The Commissioner rejected a suggestion that a “culture of non-enforcement of penalties” was being tolerated by An Garda Síochána.
It has been alleged that tens of thousands of penalty points have been terminated for motorists around the country.
In a statement this morning Callinan said that the internal probe into the claims – to be carried out by Assistant Garda commissioner John O’Mahoney - will be “comprehensive and rigorous, whatever the circumstances behind them”.
“There is no question of what has been described as a culture of non-enforcement of penalties being tolerated by An Garda Síochána,” he said.
“The public can be assured that the investigation into the allegations which have been made will be comprehensive and rigorous, whatever the circumstances behind them,” he added.
“If issues emerge as to how some individual cases were dealt with, these will be pursued fully. Equally, if any lessons can be learned from the examination when it is complete, these will be taken on board.”
It follows revelations in the Irish Independent that at least two judges, a leading rugby player and a television presenter were among those who had penalty points written off, according to a garda whistleblower.
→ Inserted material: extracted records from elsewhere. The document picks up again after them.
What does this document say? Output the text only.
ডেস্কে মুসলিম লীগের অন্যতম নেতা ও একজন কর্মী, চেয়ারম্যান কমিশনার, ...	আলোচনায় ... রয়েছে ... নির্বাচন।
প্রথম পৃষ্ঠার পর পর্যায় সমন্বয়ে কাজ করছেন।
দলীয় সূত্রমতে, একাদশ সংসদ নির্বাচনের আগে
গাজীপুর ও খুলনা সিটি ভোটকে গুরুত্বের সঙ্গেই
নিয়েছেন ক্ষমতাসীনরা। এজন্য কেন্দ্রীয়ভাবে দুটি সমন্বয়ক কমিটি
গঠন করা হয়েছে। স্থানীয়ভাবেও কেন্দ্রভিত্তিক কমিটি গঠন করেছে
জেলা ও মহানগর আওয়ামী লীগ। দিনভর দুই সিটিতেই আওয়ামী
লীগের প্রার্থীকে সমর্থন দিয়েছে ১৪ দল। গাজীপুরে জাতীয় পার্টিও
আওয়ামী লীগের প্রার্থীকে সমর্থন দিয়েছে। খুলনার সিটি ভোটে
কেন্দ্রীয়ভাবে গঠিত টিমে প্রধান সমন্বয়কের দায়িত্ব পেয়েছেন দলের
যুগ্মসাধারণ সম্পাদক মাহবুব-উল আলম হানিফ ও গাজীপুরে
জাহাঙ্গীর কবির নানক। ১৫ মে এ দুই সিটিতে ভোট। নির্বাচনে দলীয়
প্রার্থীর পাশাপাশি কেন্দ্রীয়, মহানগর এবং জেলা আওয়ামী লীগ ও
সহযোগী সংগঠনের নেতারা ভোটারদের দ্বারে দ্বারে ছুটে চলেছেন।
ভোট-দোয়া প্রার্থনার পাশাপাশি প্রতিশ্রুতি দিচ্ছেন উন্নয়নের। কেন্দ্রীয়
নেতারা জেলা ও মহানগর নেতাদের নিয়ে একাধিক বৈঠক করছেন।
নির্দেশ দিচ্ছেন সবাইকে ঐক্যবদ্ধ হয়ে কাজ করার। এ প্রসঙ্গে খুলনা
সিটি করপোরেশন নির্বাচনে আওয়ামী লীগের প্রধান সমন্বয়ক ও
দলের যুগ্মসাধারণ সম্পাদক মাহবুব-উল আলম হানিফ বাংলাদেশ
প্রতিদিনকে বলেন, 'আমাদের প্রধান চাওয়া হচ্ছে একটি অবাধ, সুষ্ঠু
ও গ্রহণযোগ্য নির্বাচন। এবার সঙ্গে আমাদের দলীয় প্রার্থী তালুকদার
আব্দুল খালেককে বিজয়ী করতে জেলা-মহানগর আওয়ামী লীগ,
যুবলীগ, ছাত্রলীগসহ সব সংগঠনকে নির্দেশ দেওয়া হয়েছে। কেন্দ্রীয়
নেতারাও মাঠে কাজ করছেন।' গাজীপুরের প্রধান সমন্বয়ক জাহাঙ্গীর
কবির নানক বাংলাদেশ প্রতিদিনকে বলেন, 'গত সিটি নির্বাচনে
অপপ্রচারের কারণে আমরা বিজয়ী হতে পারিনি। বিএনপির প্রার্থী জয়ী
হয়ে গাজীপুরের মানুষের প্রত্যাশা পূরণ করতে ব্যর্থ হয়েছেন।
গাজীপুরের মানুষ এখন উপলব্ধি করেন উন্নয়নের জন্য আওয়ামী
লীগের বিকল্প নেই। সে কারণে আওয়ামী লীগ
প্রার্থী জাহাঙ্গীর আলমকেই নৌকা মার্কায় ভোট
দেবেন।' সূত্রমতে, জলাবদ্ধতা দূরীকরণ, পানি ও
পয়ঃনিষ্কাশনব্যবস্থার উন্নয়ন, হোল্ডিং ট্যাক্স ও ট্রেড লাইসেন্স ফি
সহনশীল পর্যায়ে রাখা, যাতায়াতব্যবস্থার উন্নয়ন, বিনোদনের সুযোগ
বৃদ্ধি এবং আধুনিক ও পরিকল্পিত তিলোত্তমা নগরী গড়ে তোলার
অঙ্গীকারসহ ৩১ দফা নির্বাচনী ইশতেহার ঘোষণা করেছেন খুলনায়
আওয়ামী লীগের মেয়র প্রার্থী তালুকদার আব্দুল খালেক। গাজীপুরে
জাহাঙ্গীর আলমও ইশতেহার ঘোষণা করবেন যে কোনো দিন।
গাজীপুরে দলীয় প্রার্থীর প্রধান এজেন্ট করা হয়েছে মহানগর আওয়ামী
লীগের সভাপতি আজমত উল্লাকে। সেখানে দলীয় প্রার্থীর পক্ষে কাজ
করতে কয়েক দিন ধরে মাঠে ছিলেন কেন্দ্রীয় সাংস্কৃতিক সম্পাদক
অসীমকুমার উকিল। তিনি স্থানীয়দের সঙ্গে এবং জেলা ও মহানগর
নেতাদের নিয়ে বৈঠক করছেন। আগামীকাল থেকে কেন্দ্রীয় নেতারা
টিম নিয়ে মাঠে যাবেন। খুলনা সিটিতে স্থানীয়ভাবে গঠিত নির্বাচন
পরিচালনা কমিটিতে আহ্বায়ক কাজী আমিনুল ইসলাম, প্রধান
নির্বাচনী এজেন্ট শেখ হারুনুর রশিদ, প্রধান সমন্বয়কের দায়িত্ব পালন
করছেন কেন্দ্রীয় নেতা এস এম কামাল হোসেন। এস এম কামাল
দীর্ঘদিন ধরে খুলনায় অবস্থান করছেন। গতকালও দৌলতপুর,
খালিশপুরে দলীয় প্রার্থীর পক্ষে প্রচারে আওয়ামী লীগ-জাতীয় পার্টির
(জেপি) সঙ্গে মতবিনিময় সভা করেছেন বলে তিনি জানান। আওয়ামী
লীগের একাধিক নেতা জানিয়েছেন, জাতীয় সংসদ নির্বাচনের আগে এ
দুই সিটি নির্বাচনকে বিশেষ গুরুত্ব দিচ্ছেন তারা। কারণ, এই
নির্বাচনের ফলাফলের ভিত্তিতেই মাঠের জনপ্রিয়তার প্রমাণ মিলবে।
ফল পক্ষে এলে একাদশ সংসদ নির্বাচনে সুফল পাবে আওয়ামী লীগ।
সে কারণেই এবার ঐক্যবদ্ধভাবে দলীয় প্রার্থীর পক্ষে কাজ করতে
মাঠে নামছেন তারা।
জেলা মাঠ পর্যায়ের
Officials at the Department of Justice are examining the claims after a serving officer came forward with claims that colleagues wrote off the points for a number of prominent people.
The garda sergeant compiled a dossier of printouts from the garda PULSE system relating to 50,000 cases where penalty points were quashed by gardai.
Among those who had their points dropped were several "pillars of society". A number of serving and former gardai were also implicated.
It is unclear whether these people sought to have their points quashed or if a garda wrote them off on their own initiative.
“It is important to emphasise that the allegations generally appear to be based solely on an examination of PULSE records,” Mr Callinan said.
“In other words, allegations of impropriety are made without it being clear how the person making them would have complete knowledge as to what led to decisions being taken in particular cases or being in a position to assess properly whether the decisions made were appropriate.
“In those circumstances, it is very unfair both to members of the Force, and to the people who were the subject of the notices, to assert wrongdoing in the absence of a determination of the full facts.
“This danger has been highlighted during the course of the examination which is taking place.
It is important that the present examination be allowed to proceed unhindered and that there should be no rush to judgement in advance of a full determination of the facts.
“In the meantime, one fact should be clear: An Garda Síochána is determined to enforce fully Road Traffic legislation so as to make our roads safer for all.
Penalty points were introduced 10 years ago and now cover 48 offences.
Figures show 154 people have been killed on Irish roads so far this year, compared to 169 last year and 376 for 2002.